Maguta gave way to shangwa/nzara as, in barren lands, inhabitants were encouraged to grow maize in place of small grains.
Requests for rain at Matonjeni were undermined.
A greater part of the 280 000 Ndebele cattle herd was shared by white pioneers as war loot in 1893.
In all African reserves limits were placed on individual cattle herds. Exorbitant taxes were also imposed on remaining herds.
Suffering Africans were promised paradise upon dying in loyalty to white master.
In towns Africans were not allowed to own houses.
They lived in rented lodgings.
Education meant passing Standard Six, getting a ‘course’ and being available for employment as nurse, teacher, pastor or clerk.
Those who failed this hurdle became general hands in farms, mines and industries.
Concepts of property among Africans became severely diminished.
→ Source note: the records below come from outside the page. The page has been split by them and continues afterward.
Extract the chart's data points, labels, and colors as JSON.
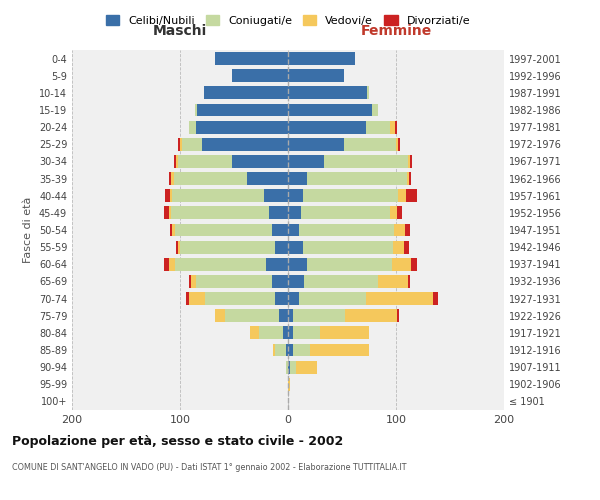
{
  "age_groups": [
    "100+",
    "95-99",
    "90-94",
    "85-89",
    "80-84",
    "75-79",
    "70-74",
    "65-69",
    "60-64",
    "55-59",
    "50-54",
    "45-49",
    "40-44",
    "35-39",
    "30-34",
    "25-29",
    "20-24",
    "15-19",
    "10-14",
    "5-9",
    "0-4"
  ],
  "birth_years": [
    "≤ 1901",
    "1902-1906",
    "1907-1911",
    "1912-1916",
    "1917-1921",
    "1922-1926",
    "1927-1931",
    "1932-1936",
    "1937-1941",
    "1942-1946",
    "1947-1951",
    "1952-1956",
    "1957-1961",
    "1962-1966",
    "1967-1971",
    "1972-1976",
    "1977-1981",
    "1982-1986",
    "1987-1991",
    "1992-1996",
    "1997-2001"
  ],
  "maschi": {
    "celibi": [
      0,
      0,
      0,
      2,
      5,
      8,
      12,
      15,
      20,
      12,
      15,
      18,
      22,
      38,
      52,
      80,
      85,
      84,
      78,
      52,
      68
    ],
    "coniugati": [
      0,
      0,
      2,
      10,
      22,
      50,
      65,
      70,
      85,
      88,
      90,
      90,
      85,
      68,
      50,
      18,
      7,
      2,
      0,
      0,
      0
    ],
    "vedovi": [
      0,
      0,
      0,
      2,
      8,
      10,
      15,
      5,
      5,
      2,
      2,
      2,
      2,
      2,
      2,
      2,
      0,
      0,
      0,
      0,
      0
    ],
    "divorziati": [
      0,
      0,
      0,
      0,
      0,
      0,
      2,
      2,
      5,
      2,
      2,
      5,
      5,
      2,
      2,
      2,
      0,
      0,
      0,
      0,
      0
    ]
  },
  "femmine": {
    "nubili": [
      0,
      0,
      2,
      5,
      5,
      5,
      10,
      15,
      18,
      14,
      10,
      12,
      14,
      18,
      33,
      52,
      72,
      78,
      73,
      52,
      62
    ],
    "coniugate": [
      0,
      0,
      5,
      15,
      25,
      48,
      62,
      68,
      78,
      83,
      88,
      82,
      88,
      92,
      78,
      48,
      22,
      5,
      2,
      0,
      0
    ],
    "vedove": [
      0,
      2,
      20,
      55,
      45,
      48,
      62,
      28,
      18,
      10,
      10,
      7,
      7,
      2,
      2,
      2,
      5,
      0,
      0,
      0,
      0
    ],
    "divorziate": [
      0,
      0,
      0,
      0,
      0,
      2,
      5,
      2,
      5,
      5,
      5,
      5,
      10,
      2,
      2,
      2,
      2,
      0,
      0,
      0,
      0
    ]
  },
  "colors": {
    "celibi_nubili": "#3A6FA8",
    "coniugati": "#C5D9A0",
    "vedovi": "#F5C85C",
    "divorziati": "#CC2222"
  },
  "xlim": 200,
  "title": "Popolazione per età, sesso e stato civile - 2002",
  "subtitle": "COMUNE DI SANT'ANGELO IN VADO (PU) - Dati ISTAT 1° gennaio 2002 - Elaborazione TUTTITALIA.IT",
  "ylabel_left": "Fasce di età",
  "xlabel_maschi": "Maschi",
  "xlabel_femmine": "Femmine",
  "legend_labels": [
    "Celibi/Nubili",
    "Coniugati/e",
    "Vedovi/e",
    "Divorziati/e"
  ],
  "bg_color": "#f0f0f0"
}
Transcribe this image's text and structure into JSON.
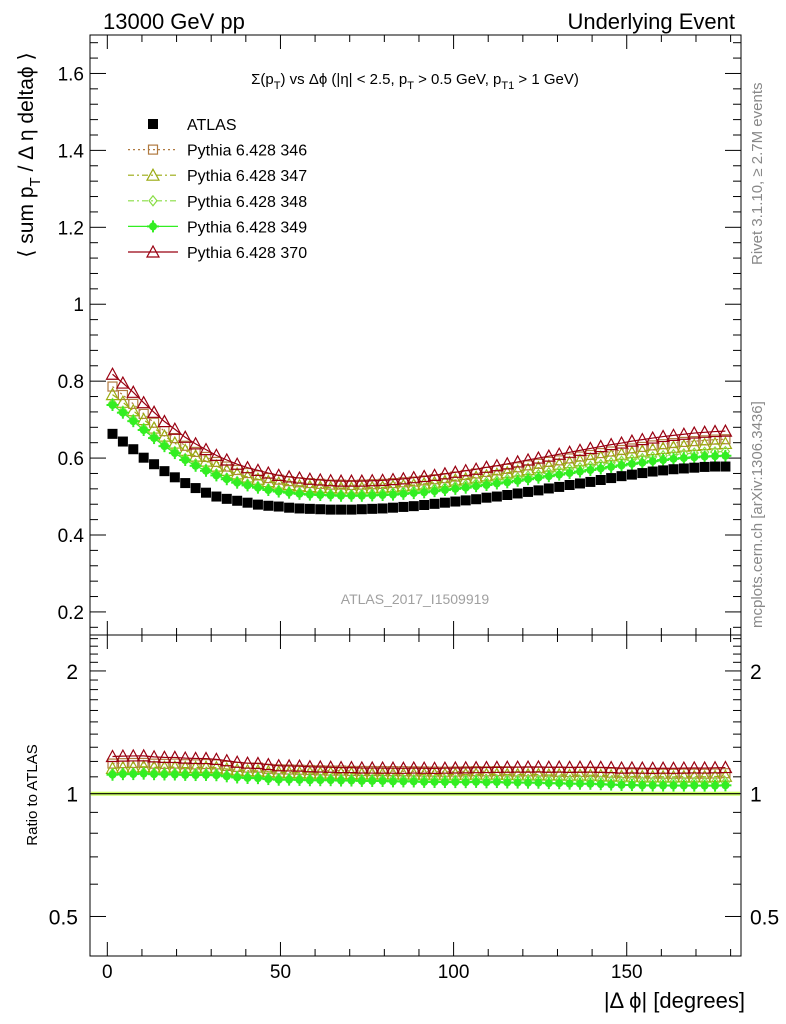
{
  "header": {
    "left": "13000 GeV pp",
    "right": "Underlying Event"
  },
  "side_text": {
    "rivet": "Rivet 3.1.10, ≥ 2.7M events",
    "mcplots": "mcplots.cern.ch [arXiv:1306.3436]"
  },
  "watermark": "ATLAS_2017_I1509919",
  "chart_data": [
    {
      "type": "scatter",
      "title": "Σ(p_T) vs Δϕ (|η| < 2.5, p_T > 0.5 GeV, p_T1 > 1 GeV)",
      "ylabel": "⟨ sum p_T / Δ η deltaϕ ⟩",
      "xlabel": "",
      "xlim": [
        -5,
        183
      ],
      "ylim": [
        0.14,
        1.7
      ],
      "y_ticks": [
        0.2,
        0.4,
        0.6,
        0.8,
        1,
        1.2,
        1.4,
        1.6
      ],
      "x_ticks": [
        0,
        50,
        100,
        150
      ],
      "legend_placement": "top-left",
      "series": [
        {
          "name": "ATLAS",
          "color": "#000000",
          "marker": "filled-square",
          "line": "none",
          "values": [
            0.663,
            0.643,
            0.623,
            0.601,
            0.584,
            0.566,
            0.55,
            0.535,
            0.522,
            0.51,
            0.5,
            0.494,
            0.489,
            0.484,
            0.479,
            0.476,
            0.474,
            0.471,
            0.469,
            0.468,
            0.467,
            0.466,
            0.466,
            0.466,
            0.467,
            0.468,
            0.469,
            0.471,
            0.473,
            0.475,
            0.478,
            0.481,
            0.484,
            0.487,
            0.49,
            0.493,
            0.497,
            0.5,
            0.504,
            0.508,
            0.512,
            0.516,
            0.521,
            0.525,
            0.53,
            0.534,
            0.538,
            0.543,
            0.548,
            0.553,
            0.557,
            0.561,
            0.565,
            0.568,
            0.571,
            0.573,
            0.575,
            0.577,
            0.578,
            0.578
          ]
        },
        {
          "name": "Pythia 6.428 346",
          "color": "#b07a40",
          "marker": "open-square",
          "line": "dotted",
          "values": [
            0.786,
            0.764,
            0.741,
            0.715,
            0.692,
            0.67,
            0.652,
            0.632,
            0.616,
            0.603,
            0.59,
            0.578,
            0.569,
            0.561,
            0.555,
            0.548,
            0.544,
            0.54,
            0.537,
            0.535,
            0.533,
            0.531,
            0.531,
            0.53,
            0.531,
            0.532,
            0.533,
            0.535,
            0.537,
            0.539,
            0.542,
            0.545,
            0.548,
            0.552,
            0.556,
            0.56,
            0.564,
            0.568,
            0.572,
            0.576,
            0.581,
            0.585,
            0.59,
            0.594,
            0.599,
            0.604,
            0.608,
            0.613,
            0.617,
            0.621,
            0.625,
            0.629,
            0.633,
            0.636,
            0.639,
            0.642,
            0.644,
            0.646,
            0.648,
            0.649
          ]
        },
        {
          "name": "Pythia 6.428 347",
          "color": "#9aaa10",
          "marker": "open-triangle",
          "line": "dash-dot",
          "values": [
            0.765,
            0.745,
            0.723,
            0.7,
            0.678,
            0.657,
            0.639,
            0.62,
            0.605,
            0.592,
            0.579,
            0.568,
            0.559,
            0.551,
            0.545,
            0.539,
            0.535,
            0.531,
            0.528,
            0.526,
            0.524,
            0.523,
            0.522,
            0.522,
            0.522,
            0.523,
            0.524,
            0.526,
            0.528,
            0.53,
            0.533,
            0.536,
            0.539,
            0.543,
            0.546,
            0.55,
            0.554,
            0.558,
            0.562,
            0.566,
            0.57,
            0.575,
            0.579,
            0.584,
            0.588,
            0.593,
            0.597,
            0.602,
            0.606,
            0.61,
            0.614,
            0.618,
            0.622,
            0.625,
            0.628,
            0.631,
            0.633,
            0.635,
            0.637,
            0.638
          ]
        },
        {
          "name": "Pythia 6.428 348",
          "color": "#88dd44",
          "marker": "open-diamond",
          "line": "dash-dot",
          "values": [
            0.742,
            0.722,
            0.7,
            0.677,
            0.656,
            0.635,
            0.617,
            0.599,
            0.585,
            0.571,
            0.559,
            0.548,
            0.539,
            0.532,
            0.526,
            0.52,
            0.516,
            0.512,
            0.51,
            0.508,
            0.507,
            0.506,
            0.505,
            0.505,
            0.506,
            0.507,
            0.508,
            0.51,
            0.512,
            0.514,
            0.517,
            0.52,
            0.523,
            0.526,
            0.53,
            0.534,
            0.537,
            0.541,
            0.545,
            0.549,
            0.553,
            0.557,
            0.562,
            0.566,
            0.571,
            0.575,
            0.579,
            0.583,
            0.588,
            0.592,
            0.596,
            0.599,
            0.603,
            0.606,
            0.609,
            0.611,
            0.613,
            0.615,
            0.616,
            0.617
          ]
        },
        {
          "name": "Pythia 6.428 349",
          "color": "#33ee22",
          "marker": "filled-cross-circle",
          "line": "solid",
          "values": [
            0.738,
            0.718,
            0.696,
            0.673,
            0.652,
            0.631,
            0.613,
            0.595,
            0.58,
            0.567,
            0.555,
            0.545,
            0.536,
            0.529,
            0.523,
            0.517,
            0.513,
            0.51,
            0.507,
            0.505,
            0.504,
            0.503,
            0.502,
            0.502,
            0.502,
            0.503,
            0.504,
            0.505,
            0.507,
            0.509,
            0.511,
            0.514,
            0.517,
            0.52,
            0.523,
            0.527,
            0.53,
            0.534,
            0.537,
            0.541,
            0.545,
            0.549,
            0.553,
            0.557,
            0.561,
            0.565,
            0.569,
            0.573,
            0.577,
            0.581,
            0.585,
            0.588,
            0.592,
            0.595,
            0.598,
            0.6,
            0.602,
            0.604,
            0.605,
            0.606
          ]
        },
        {
          "name": "Pythia 6.428 370",
          "color": "#990011",
          "marker": "open-triangle",
          "line": "solid",
          "values": [
            0.818,
            0.795,
            0.771,
            0.744,
            0.719,
            0.695,
            0.675,
            0.654,
            0.637,
            0.622,
            0.607,
            0.595,
            0.584,
            0.575,
            0.568,
            0.561,
            0.555,
            0.551,
            0.548,
            0.545,
            0.543,
            0.541,
            0.54,
            0.54,
            0.54,
            0.541,
            0.542,
            0.544,
            0.546,
            0.549,
            0.552,
            0.555,
            0.559,
            0.563,
            0.567,
            0.571,
            0.576,
            0.58,
            0.585,
            0.59,
            0.595,
            0.6,
            0.605,
            0.61,
            0.615,
            0.62,
            0.625,
            0.63,
            0.635,
            0.639,
            0.644,
            0.648,
            0.652,
            0.656,
            0.659,
            0.662,
            0.665,
            0.667,
            0.669,
            0.67
          ]
        }
      ]
    },
    {
      "type": "scatter",
      "title": "",
      "ylabel": "Ratio to ATLAS",
      "xlabel": "|Δ ϕ| [degrees]",
      "xlim": [
        -5,
        183
      ],
      "ylim_log": [
        0.4,
        2.45
      ],
      "y_scale": "log",
      "y_ticks": [
        0.5,
        1,
        2
      ],
      "x_ticks": [
        0,
        50,
        100,
        150
      ],
      "reference_band": {
        "value": 1.0,
        "color": "#ccff66"
      },
      "series_source": "ratio of each Pythia series to ATLAS"
    }
  ]
}
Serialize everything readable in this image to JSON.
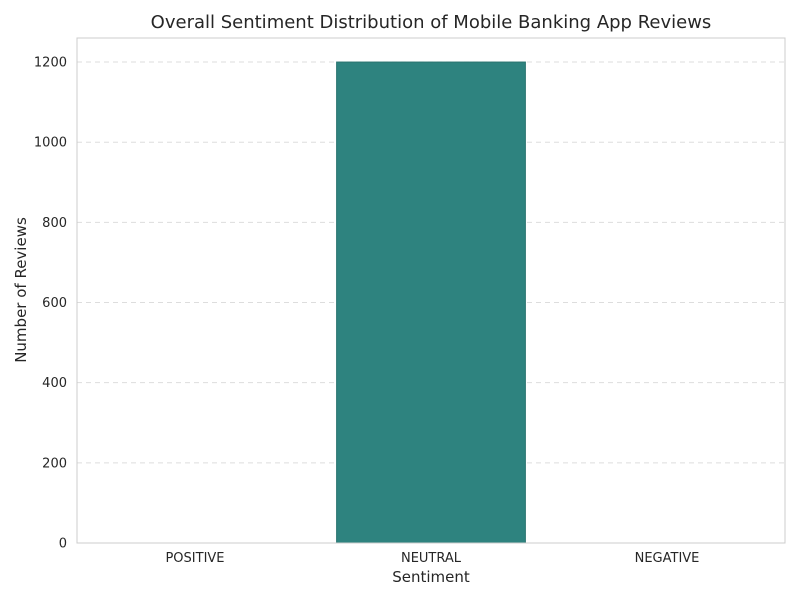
{
  "chart_data": {
    "type": "bar",
    "title": "Overall Sentiment Distribution of Mobile Banking App Reviews",
    "xlabel": "Sentiment",
    "ylabel": "Number of Reviews",
    "categories": [
      "POSITIVE",
      "NEUTRAL",
      "NEGATIVE"
    ],
    "values": [
      0,
      1200,
      0
    ],
    "ylim": [
      0,
      1260
    ],
    "yticks": [
      0,
      200,
      400,
      600,
      800,
      1000,
      1200
    ],
    "grid": true,
    "bar_color": "#2e837f",
    "grid_color": "#dddddd",
    "spine_color": "#cccccc"
  }
}
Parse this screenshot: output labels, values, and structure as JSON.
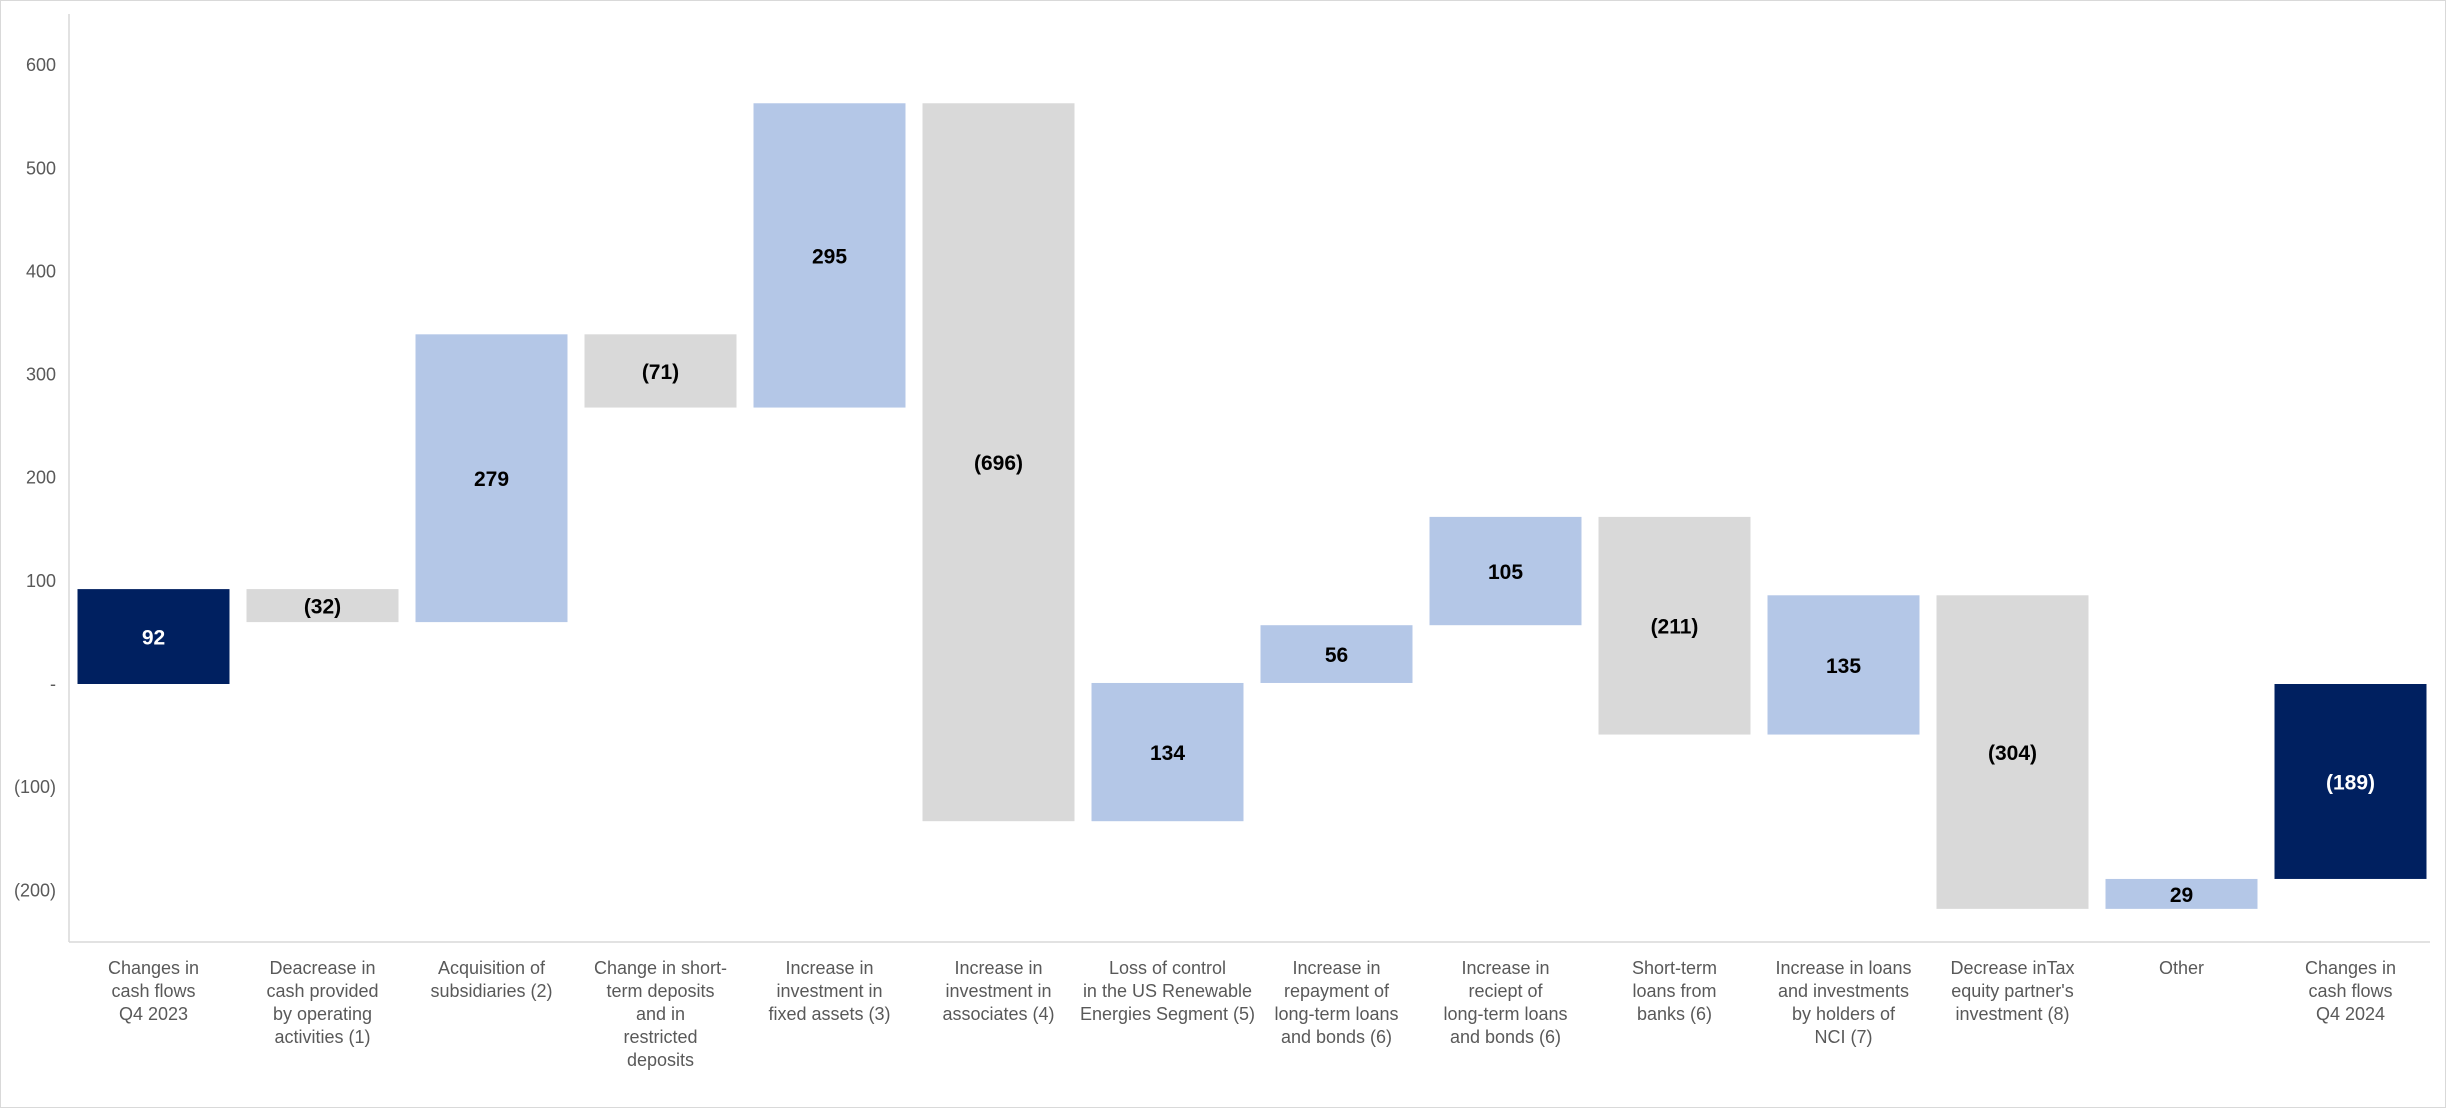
{
  "chart_data": {
    "type": "waterfall",
    "title": "",
    "xlabel": "",
    "ylabel": "",
    "ylim": [
      -250,
      650
    ],
    "yticks": [
      {
        "value": 600,
        "label": "600"
      },
      {
        "value": 500,
        "label": "500"
      },
      {
        "value": 400,
        "label": "400"
      },
      {
        "value": 300,
        "label": "300"
      },
      {
        "value": 200,
        "label": "200"
      },
      {
        "value": 100,
        "label": "100"
      },
      {
        "value": 0,
        "label": "-"
      },
      {
        "value": -100,
        "label": "(100)"
      },
      {
        "value": -200,
        "label": "(200)"
      }
    ],
    "grid": false,
    "legend": "none",
    "colors": {
      "total": "#002060",
      "increase": "#b4c7e7",
      "decrease": "#d9d9d9",
      "axis": "#d9d9d9"
    },
    "bars": [
      {
        "label": [
          "Changes in",
          "cash flows",
          "Q4 2023"
        ],
        "value": 92,
        "display": "92",
        "start": 0,
        "end": 92,
        "kind": "total"
      },
      {
        "label": [
          "Deacrease in",
          "cash provided",
          "by operating",
          "activities (1)"
        ],
        "value": -32,
        "display": "(32)",
        "start": 92,
        "end": 60,
        "kind": "decrease"
      },
      {
        "label": [
          "Acquisition of",
          "subsidiaries (2)"
        ],
        "value": 279,
        "display": "279",
        "start": 60,
        "end": 339,
        "kind": "increase"
      },
      {
        "label": [
          "Change in short-",
          "term deposits",
          "and in",
          "restricted",
          "deposits"
        ],
        "value": -71,
        "display": "(71)",
        "start": 339,
        "end": 268,
        "kind": "decrease"
      },
      {
        "label": [
          "Increase in",
          "investment in",
          "fixed assets (3)"
        ],
        "value": 295,
        "display": "295",
        "start": 268,
        "end": 563,
        "kind": "increase"
      },
      {
        "label": [
          "Increase in",
          "investment in",
          "associates (4)"
        ],
        "value": -696,
        "display": "(696)",
        "start": 563,
        "end": -133,
        "kind": "decrease"
      },
      {
        "label": [
          "Loss of control",
          "in the US Renewable",
          "Energies Segment (5)"
        ],
        "value": 134,
        "display": "134",
        "start": -133,
        "end": 1,
        "kind": "increase"
      },
      {
        "label": [
          "Increase in",
          "repayment of",
          "long-term loans",
          "and bonds (6)"
        ],
        "value": 56,
        "display": "56",
        "start": 1,
        "end": 57,
        "kind": "increase"
      },
      {
        "label": [
          "Increase in",
          "reciept of",
          "long-term loans",
          "and bonds (6)"
        ],
        "value": 105,
        "display": "105",
        "start": 57,
        "end": 162,
        "kind": "increase"
      },
      {
        "label": [
          "Short-term",
          "loans from",
          "banks (6)"
        ],
        "value": -211,
        "display": "(211)",
        "start": 162,
        "end": -49,
        "kind": "decrease"
      },
      {
        "label": [
          "Increase in loans",
          "and investments",
          "by holders of",
          "NCI (7)"
        ],
        "value": 135,
        "display": "135",
        "start": -49,
        "end": 86,
        "kind": "increase"
      },
      {
        "label": [
          "Decrease inTax",
          "equity partner's",
          "investment (8)"
        ],
        "value": -304,
        "display": "(304)",
        "start": 86,
        "end": -218,
        "kind": "decrease"
      },
      {
        "label": [
          "Other"
        ],
        "value": 29,
        "display": "29",
        "start": -218,
        "end": -189,
        "kind": "increase"
      },
      {
        "label": [
          "Changes in",
          "cash flows",
          "Q4 2024"
        ],
        "value": -189,
        "display": "(189)",
        "start": 0,
        "end": -189,
        "kind": "total"
      }
    ]
  }
}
Property/wealth no longer meant land and its resources.
It was now reduced to mean furniture.
The lorry load of Zekiya’s household effects now constituted property and wealth among his folk.
This represented the end of a sad sliding journey into poverty.
That kinsmen could glowingly make reference to Zekiya’s property not being fully accommodated in his father’s huts without a tinge of irony is testimony to the levels of psychological impoverishment.
Zekiya did not own a real asset like a house in his town.
My own father was obsessed with making sure we all graduated with ‘courses’ from the education system.
A course that gave you a white collar job was preferred to a blue collar one.
After completing my A levels and unsure of a University place, I toyed with joining teacher training or hotel school.
He admonished me about the latter option, “Ungade kuita kosi yaMamire?”
Mamire had operated an eating house before it went under and he became a bus conductor.
My fate was sealed.
The education system in the colonial era prepared us to serve a white man’s economy.
For that a ‘course’ was the ultimate trophy.
In employment, furniture, clothing, good food and the promise of a pension is all the wealth we craved for.
Are our children, whom we have driven into subservience to the white man’s economy mentality, be heirs to the Zimbabwe heritage?
The pre-colonial economy was fired by cattle, small grains, gold mining and ivory trade.
Let this cultural economy provide pillars for the new indigenous economy.
Let the education system support the reclamation and development of our indigenous economy.
We need a religion that grants us spiritual satisfaction in these endeavours.